Mari hid a smile, focusing on the scenery whizzing by the car window. Well, if you counted never-ending cornfields as scenery. All she saw were endless stretches of yellow and green, with a farmhouse or barn nestled in the landscape every mile or so. They’d just crossed the Iowa-Missouri border, headed for a small town called Virgil. It was a dumb name for a town, but Mari had insisted Austin not skip it because according to Virgil’s website, the town sold the world’s best maple fudge.

Sadly, the way to Virgil was blander than ever, and Mari wasn’t tempted even once to pick up her sketchbook and capture the sights.

The sultry temperature probably added to her lack of desire to draw. It was so hot out, the sun a relentless presence in the clear blue sky, the air drifting in through the open windows muggy as hell.

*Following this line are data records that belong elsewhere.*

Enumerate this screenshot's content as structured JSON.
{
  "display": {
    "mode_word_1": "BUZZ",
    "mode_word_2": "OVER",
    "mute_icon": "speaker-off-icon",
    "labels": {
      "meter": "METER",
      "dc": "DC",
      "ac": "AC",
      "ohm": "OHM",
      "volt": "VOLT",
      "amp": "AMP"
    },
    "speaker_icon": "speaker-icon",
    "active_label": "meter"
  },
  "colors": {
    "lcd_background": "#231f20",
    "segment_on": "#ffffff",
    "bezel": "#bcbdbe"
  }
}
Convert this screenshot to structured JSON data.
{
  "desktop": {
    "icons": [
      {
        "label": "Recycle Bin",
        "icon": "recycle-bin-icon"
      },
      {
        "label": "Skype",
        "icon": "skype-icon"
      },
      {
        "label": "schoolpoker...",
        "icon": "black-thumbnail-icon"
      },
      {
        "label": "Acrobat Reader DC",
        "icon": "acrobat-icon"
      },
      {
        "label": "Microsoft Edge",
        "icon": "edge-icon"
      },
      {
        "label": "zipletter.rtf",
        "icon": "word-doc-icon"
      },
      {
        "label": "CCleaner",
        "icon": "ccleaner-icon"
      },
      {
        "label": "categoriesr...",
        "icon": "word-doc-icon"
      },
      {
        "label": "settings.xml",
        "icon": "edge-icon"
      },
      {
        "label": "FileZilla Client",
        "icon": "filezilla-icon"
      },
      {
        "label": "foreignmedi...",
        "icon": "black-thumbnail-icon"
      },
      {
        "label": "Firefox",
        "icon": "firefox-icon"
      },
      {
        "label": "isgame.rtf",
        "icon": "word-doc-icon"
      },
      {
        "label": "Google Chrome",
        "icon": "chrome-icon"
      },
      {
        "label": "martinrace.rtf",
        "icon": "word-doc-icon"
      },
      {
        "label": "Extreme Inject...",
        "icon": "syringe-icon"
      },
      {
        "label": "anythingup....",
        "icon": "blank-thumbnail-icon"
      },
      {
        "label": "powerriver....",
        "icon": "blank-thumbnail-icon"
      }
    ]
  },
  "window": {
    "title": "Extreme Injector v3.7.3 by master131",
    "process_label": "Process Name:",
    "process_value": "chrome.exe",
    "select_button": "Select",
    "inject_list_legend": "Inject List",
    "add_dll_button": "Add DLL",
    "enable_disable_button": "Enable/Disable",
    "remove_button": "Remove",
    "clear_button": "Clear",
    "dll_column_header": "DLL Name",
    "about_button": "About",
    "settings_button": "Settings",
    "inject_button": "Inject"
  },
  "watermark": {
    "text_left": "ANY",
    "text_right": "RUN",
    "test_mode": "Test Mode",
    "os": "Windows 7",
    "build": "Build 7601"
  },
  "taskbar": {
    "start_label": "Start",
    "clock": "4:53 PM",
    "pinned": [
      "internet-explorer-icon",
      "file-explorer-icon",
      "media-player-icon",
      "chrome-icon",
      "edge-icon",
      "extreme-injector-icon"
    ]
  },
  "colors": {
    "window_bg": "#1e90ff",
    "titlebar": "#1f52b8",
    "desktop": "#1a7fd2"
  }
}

Mari had just closed her eyes to take a quick catnap when Austin suddenly yanked on the steering wheel and veered off the road.

Yelping, she braced a hand on the dash to keep herself from flying out of her seat. “What are you doing?” she squeaked in surprise.

“Didn’t you see the sign back there?” He turned to her with a big grin. “The one that said ‘swimming hole’ and had a big arrow on it?”

The SUV bounced on the bumpy dirt road, making Mari grimace. “I thought we were planning on driving straight to Virgil.”

“Marigold, when you see a sign advertising a swimming hole, you follow it.”

He said her full name in a mocking tone, which made her regret ever telling him about it. She’d been named after a however-many-greats grandmother, a moniker her parents hated but had been forced to call her at the request of Mari’s grandparents. Even though they’d capitulated, Jerry and Patricia had shortened the name to Mari the second she was born, a fact she greatly appreciated because what twenty-four-year-old woman wanted to be named Marigold?

“Think how nice the water will feel,” Austin said invitingly.

He was right. The temperature must have been in the high nineties, and Mari had to wonder if that was normal for June in Missouri, or just a result of the crazy climate changes happening around the globe. Either way, she was sweating like crazy, and she’d given up on trying to tame her wavy hair, which tended to frizz when it was humid out.

A swim actually sounded heavenly, now that she thought about it.

“Wait,” she realized. “I didn’t pack my bathing suit.”